Even worse news comes when the renter or the homeowner in a condominium association, apartment or planned-unit development with attached walls learns there is no insurance for their contents.
In most cases, when a homebuyer hears the HOA dues pays for fire insurance, the assumption is that is enough. Little thought is given to the need for insurance on the contents inside the walls. The insurance industry has initiated a program called “HO6” or “Walls-In” where buyers are required to carry insurance on contents but there is no assurance the policy stays in place.
The real estate industry, which includes property management companies, managers and HOA’s, must take on an extra layer of responsibility and advise buyers and renters of the wisdom and necessity of purchasing insurance on their possessions. The cost for contents of a normal dwelling unit is surprisingly affordable.
In a recent fire in a multi-unit complex where all contents were destroyed in two of the units, all four families were shocked to learn the fire insurance included in their HOA dues was of no benefit to them, but only to the lender carrying the mortgage.
Not only is the family without a place to stay, they have to continue making the house payment and replace every necessity for daily living … shoes, jackets, blankets, towels, computer, hair brushes, cell phones, all identification, dishes and medications.
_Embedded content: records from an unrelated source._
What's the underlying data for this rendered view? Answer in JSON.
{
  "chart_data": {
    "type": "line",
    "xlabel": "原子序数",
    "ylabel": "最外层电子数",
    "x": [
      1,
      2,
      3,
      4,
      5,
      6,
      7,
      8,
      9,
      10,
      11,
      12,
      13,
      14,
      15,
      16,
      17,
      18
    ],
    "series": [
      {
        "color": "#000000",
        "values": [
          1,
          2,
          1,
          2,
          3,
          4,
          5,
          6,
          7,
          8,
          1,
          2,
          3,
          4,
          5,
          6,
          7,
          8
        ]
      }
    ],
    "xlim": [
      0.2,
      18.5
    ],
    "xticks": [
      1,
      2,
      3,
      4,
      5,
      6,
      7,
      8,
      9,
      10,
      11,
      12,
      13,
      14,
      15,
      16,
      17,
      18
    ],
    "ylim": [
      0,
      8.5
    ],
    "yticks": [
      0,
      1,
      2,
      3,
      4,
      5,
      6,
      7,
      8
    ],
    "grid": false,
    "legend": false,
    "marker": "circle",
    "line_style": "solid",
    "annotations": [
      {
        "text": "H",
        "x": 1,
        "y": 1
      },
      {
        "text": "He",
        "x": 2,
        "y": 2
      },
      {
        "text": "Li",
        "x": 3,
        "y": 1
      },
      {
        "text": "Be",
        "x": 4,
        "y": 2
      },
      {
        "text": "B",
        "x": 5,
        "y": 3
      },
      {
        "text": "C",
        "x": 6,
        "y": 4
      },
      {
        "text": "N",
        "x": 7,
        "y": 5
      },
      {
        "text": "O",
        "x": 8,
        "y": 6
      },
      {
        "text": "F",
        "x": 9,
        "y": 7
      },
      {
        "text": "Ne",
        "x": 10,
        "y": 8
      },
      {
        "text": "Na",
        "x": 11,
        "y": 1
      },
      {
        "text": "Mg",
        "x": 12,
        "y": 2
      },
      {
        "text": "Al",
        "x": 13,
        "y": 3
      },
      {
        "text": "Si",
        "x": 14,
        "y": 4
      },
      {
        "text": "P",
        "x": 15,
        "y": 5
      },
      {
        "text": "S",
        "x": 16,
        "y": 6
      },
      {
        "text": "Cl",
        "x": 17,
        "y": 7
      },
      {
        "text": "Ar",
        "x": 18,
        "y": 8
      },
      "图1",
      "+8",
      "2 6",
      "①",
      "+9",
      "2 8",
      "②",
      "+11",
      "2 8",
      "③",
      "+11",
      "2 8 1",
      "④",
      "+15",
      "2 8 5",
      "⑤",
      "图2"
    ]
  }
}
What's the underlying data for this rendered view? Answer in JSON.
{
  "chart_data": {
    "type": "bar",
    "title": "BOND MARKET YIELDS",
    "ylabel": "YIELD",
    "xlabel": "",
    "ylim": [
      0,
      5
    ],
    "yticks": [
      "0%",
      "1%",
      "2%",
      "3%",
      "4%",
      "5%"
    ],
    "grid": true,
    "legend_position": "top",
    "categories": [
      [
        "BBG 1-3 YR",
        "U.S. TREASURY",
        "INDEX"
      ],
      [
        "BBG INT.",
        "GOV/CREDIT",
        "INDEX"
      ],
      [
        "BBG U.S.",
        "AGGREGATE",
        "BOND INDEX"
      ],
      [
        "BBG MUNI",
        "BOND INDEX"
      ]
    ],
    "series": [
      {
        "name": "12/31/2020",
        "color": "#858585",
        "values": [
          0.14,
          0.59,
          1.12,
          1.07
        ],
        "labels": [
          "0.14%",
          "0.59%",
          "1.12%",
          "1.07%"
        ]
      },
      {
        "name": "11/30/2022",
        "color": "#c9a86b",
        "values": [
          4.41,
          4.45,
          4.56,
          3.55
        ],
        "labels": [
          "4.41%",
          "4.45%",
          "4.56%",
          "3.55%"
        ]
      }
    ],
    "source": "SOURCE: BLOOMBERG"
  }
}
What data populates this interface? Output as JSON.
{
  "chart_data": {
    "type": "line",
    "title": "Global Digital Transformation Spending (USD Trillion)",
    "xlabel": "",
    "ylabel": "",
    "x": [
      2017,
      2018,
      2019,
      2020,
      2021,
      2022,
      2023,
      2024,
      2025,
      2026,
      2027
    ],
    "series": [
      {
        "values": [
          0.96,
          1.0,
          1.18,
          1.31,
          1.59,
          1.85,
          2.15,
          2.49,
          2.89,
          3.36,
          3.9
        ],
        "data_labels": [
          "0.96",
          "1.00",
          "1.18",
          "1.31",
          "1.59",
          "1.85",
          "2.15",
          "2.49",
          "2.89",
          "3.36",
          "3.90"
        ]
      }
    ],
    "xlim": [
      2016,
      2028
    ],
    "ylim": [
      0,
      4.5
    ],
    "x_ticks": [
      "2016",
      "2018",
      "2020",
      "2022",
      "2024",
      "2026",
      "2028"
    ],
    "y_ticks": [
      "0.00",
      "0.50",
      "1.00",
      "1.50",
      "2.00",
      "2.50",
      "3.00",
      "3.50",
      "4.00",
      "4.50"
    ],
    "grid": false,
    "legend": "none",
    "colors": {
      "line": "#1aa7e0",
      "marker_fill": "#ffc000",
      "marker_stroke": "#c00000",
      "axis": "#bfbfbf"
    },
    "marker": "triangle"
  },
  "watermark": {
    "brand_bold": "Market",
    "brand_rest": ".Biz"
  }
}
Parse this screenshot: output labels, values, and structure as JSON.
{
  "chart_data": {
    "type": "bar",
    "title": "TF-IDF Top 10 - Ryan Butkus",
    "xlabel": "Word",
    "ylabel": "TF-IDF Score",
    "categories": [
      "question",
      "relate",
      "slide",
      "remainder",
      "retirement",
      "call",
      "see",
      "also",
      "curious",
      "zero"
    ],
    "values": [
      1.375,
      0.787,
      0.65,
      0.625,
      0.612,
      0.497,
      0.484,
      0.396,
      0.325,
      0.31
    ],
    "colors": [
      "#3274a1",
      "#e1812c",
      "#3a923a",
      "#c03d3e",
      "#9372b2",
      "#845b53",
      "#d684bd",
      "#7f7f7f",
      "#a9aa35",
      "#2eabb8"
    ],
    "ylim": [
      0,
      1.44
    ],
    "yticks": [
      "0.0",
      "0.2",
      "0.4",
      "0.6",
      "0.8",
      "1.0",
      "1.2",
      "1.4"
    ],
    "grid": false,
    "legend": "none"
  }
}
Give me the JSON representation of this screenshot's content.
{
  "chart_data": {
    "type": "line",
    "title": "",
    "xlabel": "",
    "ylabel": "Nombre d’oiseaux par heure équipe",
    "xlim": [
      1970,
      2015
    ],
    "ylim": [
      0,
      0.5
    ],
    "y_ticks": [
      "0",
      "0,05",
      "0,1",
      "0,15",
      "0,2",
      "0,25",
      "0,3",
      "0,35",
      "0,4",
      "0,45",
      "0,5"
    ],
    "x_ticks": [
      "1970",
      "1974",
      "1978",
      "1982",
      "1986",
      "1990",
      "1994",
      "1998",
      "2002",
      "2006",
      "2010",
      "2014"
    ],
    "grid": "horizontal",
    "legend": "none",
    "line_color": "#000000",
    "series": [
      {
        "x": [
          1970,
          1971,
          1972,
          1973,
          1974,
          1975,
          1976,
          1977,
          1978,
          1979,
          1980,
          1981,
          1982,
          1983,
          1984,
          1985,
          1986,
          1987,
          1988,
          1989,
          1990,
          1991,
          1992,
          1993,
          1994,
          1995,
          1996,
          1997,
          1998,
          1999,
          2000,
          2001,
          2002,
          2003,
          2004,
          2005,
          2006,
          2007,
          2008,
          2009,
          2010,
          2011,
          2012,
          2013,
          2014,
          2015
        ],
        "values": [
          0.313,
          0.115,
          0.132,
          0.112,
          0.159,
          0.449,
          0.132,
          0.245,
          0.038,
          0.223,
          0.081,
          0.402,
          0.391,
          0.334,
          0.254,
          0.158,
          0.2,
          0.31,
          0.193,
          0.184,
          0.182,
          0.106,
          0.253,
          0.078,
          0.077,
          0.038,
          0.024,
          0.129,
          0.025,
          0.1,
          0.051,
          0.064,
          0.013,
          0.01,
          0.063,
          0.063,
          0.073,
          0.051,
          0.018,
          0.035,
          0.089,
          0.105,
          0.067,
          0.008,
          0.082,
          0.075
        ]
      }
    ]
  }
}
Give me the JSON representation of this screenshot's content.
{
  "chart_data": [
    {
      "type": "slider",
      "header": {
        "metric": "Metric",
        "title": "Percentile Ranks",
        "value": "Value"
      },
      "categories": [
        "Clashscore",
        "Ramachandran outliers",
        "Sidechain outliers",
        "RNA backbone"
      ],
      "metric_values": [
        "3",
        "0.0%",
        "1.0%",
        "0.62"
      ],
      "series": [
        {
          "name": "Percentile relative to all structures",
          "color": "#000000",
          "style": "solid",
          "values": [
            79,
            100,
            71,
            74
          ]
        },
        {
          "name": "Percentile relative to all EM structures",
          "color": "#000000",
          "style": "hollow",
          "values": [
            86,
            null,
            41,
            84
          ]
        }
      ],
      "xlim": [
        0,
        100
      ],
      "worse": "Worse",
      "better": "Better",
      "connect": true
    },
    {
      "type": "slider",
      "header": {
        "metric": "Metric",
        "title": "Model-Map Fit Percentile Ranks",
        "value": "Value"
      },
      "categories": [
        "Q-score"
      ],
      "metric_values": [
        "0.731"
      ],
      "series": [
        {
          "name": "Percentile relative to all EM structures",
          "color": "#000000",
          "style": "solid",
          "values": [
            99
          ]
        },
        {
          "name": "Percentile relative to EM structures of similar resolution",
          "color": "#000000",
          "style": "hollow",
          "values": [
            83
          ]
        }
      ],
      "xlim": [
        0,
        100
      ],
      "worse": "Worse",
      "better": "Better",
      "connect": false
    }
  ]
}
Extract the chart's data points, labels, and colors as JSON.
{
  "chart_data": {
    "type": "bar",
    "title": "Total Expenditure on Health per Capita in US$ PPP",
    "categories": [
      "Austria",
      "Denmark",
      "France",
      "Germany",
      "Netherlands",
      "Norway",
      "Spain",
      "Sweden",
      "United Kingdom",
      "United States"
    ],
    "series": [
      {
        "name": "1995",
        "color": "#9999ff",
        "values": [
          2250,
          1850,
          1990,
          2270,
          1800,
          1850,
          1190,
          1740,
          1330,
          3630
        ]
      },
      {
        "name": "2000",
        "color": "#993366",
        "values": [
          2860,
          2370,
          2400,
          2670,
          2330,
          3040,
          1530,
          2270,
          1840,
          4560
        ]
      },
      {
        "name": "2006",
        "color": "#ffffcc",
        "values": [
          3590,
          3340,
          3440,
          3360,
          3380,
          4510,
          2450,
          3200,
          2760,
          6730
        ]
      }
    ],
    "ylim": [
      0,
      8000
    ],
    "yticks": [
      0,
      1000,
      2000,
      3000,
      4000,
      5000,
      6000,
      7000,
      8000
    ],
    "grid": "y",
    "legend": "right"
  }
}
It feels overwhelming.
When there is adequate fire insurance coverage, there is money for lodging, mortgage payments and replacement of some items. The burden of picking up the pieces and moving to normal living is minimized, but the enormous burden of no coverage is almost too much to bear.
Let’s remind anyone who rents or pays dues to an HOA which carries fire insurance on the buildings, that fire insurance on the contents does not exist and must be purchased separately.
This is not a lesson that we want anyone to learn too late.
Kay Wilson-Bolton has been a real estate broker in West Ventura County since 1976.